Her column About Women was marvellously readable but also exercised an important political influence. Will anybody who read it forget her article about the Labour Party's treatment of Bernie Malone at a time when it was trying to get Orla Guerin elected to the European Parliament? It added to the piquancy, of course, that Dick Spring came from Kerry and that his father and Mary's had been good friends.
As ever, I return to our children. She wrote a piece about Daisy's 21st birthday which chronicled with tenderness and humour the often difficult experience of bringing up a child on her own in Ireland. It combined Padraig Pearse's "Lord, Thou art hard on Mothers", with Sonny and Cher's "I Got You Babe". Daisy was her lasting pride and joy. But my god-daughter has been fortunate too, not only in her mother, but in her grandmother in Ballybunion and Mary's brothers and sisters and their love for her.
When I think of Mary and myself now, it is always with our children in tow: in a grotty park in north London feeding the rabbits and the deer, trying to convince our sceptical offspring that this was, indeed, a real zoo.

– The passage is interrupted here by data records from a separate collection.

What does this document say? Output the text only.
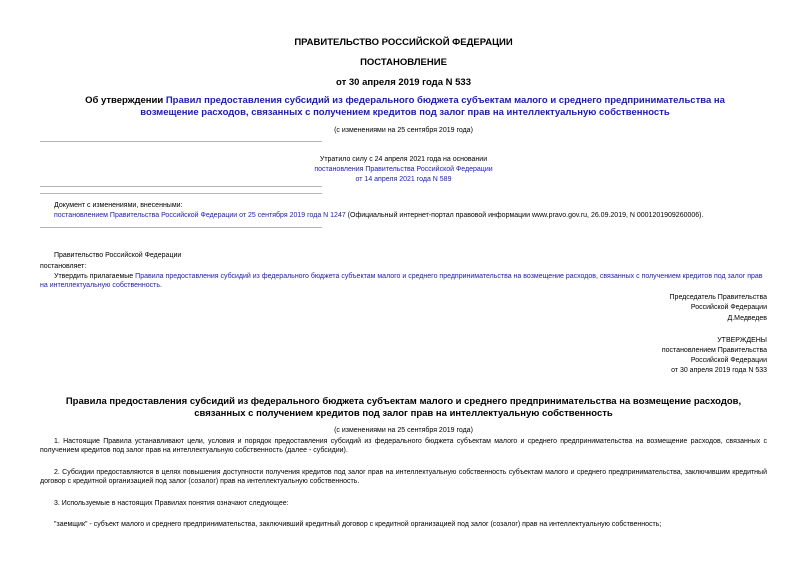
ПРАВИТЕЛЬСТВО РОССИЙСКОЙ ФЕДЕРАЦИИ
ПОСТАНОВЛЕНИЕ
от 30 апреля 2019 года N 533
Об утверждении Правил предоставления субсидий из федерального бюджета субъектам малого и среднего предпринимательства на возмещение расходов, связанных с получением кредитов под залог прав на интеллектуальную собственность
(с изменениями на 25 сентября 2019 года)
Утратило силу с 24 апреля 2021 года на основании
постановления Правительства Российской Федерации
от 14 апреля 2021 года N 589
Документ с изменениями, внесенными:
постановлением Правительства Российской Федерации от 25 сентября 2019 года N 1247 (Официальный интернет-портал правовой информации www.pravo.gov.ru, 26.09.2019, N 0001201909260006).
Правительство Российской Федерации
постановляет:
Утвердить прилагаемые Правила предоставления субсидий из федерального бюджета субъектам малого и среднего предпринимательства на возмещение расходов, связанных с получением кредитов под залог прав на интеллектуальную собственность.
Председатель Правительства
Российской Федерации
Д.Медведев
УТВЕРЖДЕНЫ
постановлением Правительства
Российской Федерации
от 30 апреля 2019 года N 533
Правила предоставления субсидий из федерального бюджета субъектам малого и среднего предпринимательства на возмещение расходов, связанных с получением кредитов под залог прав на интеллектуальную собственность
(с изменениями на 25 сентября 2019 года)
1. Настоящие Правила устанавливают цели, условия и порядок предоставления субсидий из федерального бюджета субъектам малого и среднего предпринимательства на возмещение расходов, связанных с получением кредитов под залог прав на интеллектуальную собственность (далее - субсидии).
2. Субсидии предоставляются в целях повышения доступности получения кредитов под залог прав на интеллектуальную собственность субъектам малого и среднего предпринимательства, заключившим кредитный договор с кредитной организацией под залог (созалог) прав на интеллектуальную собственность.
3. Используемые в настоящих Правилах понятия означают следующее:
"заемщик" - субъект малого и среднего предпринимательства, заключивший кредитный договор с кредитной организацией под залог (созалог) прав на интеллектуальную собственность;
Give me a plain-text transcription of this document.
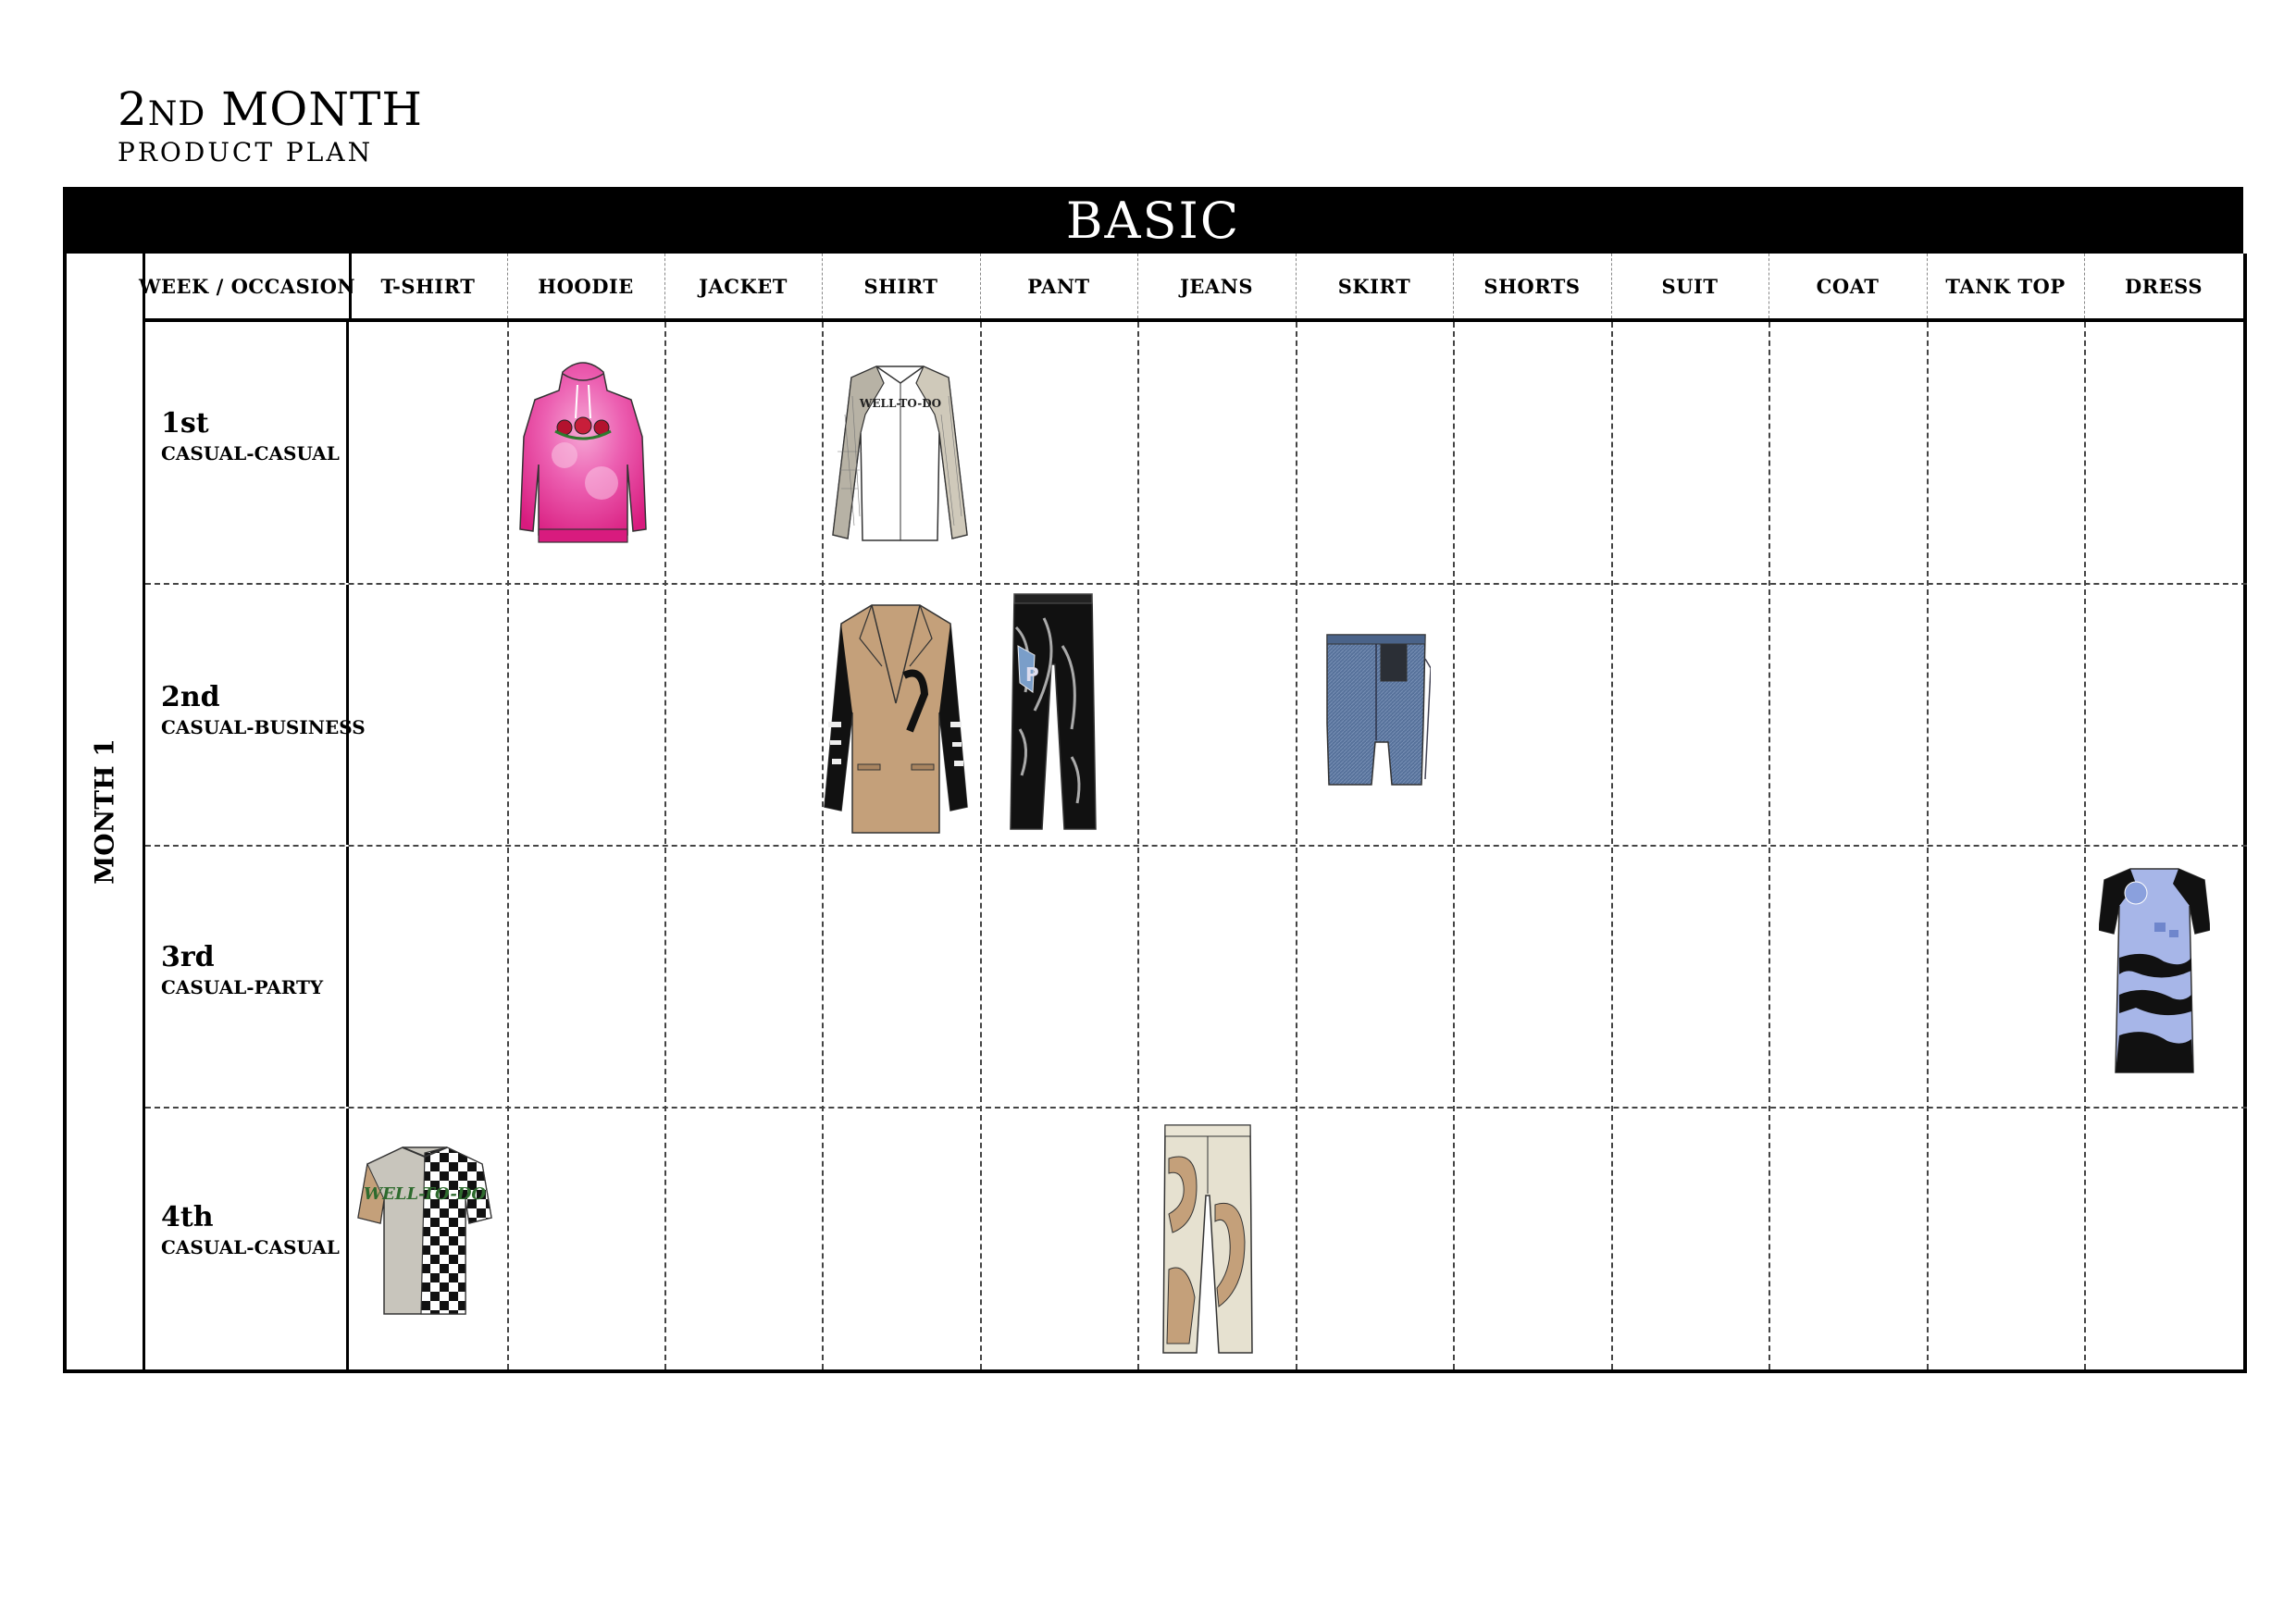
2ND MONTH
PRODUCT PLAN
BASIC
MONTH 1
WEEK / OCCASION	T-SHIRT	HOODIE	JACKET	SHIRT	PANT	JEANS	SKIRT	SHORTS	SUIT	COAT	TANK TOP	DRESS
1st
CASUAL-CASUAL
2nd
CASUAL-BUSINESS
3rd
CASUAL-PARTY
4th
CASUAL-CASUAL
WELL-TO-DO
P
WELL-TO-DO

PS: I am deeply aware that this is a crucial week in the peace process, the most important in many months. Some Irish Times readers may feel that I should have used this space to write about it, in which case I ask for your indulgence. We will return to sequencing in the North. But the point of the peace process is to help us all to build relationships that are rooted in trust and respect for each other. And who can replace for us the friends of our youth and golden days we spent in their company?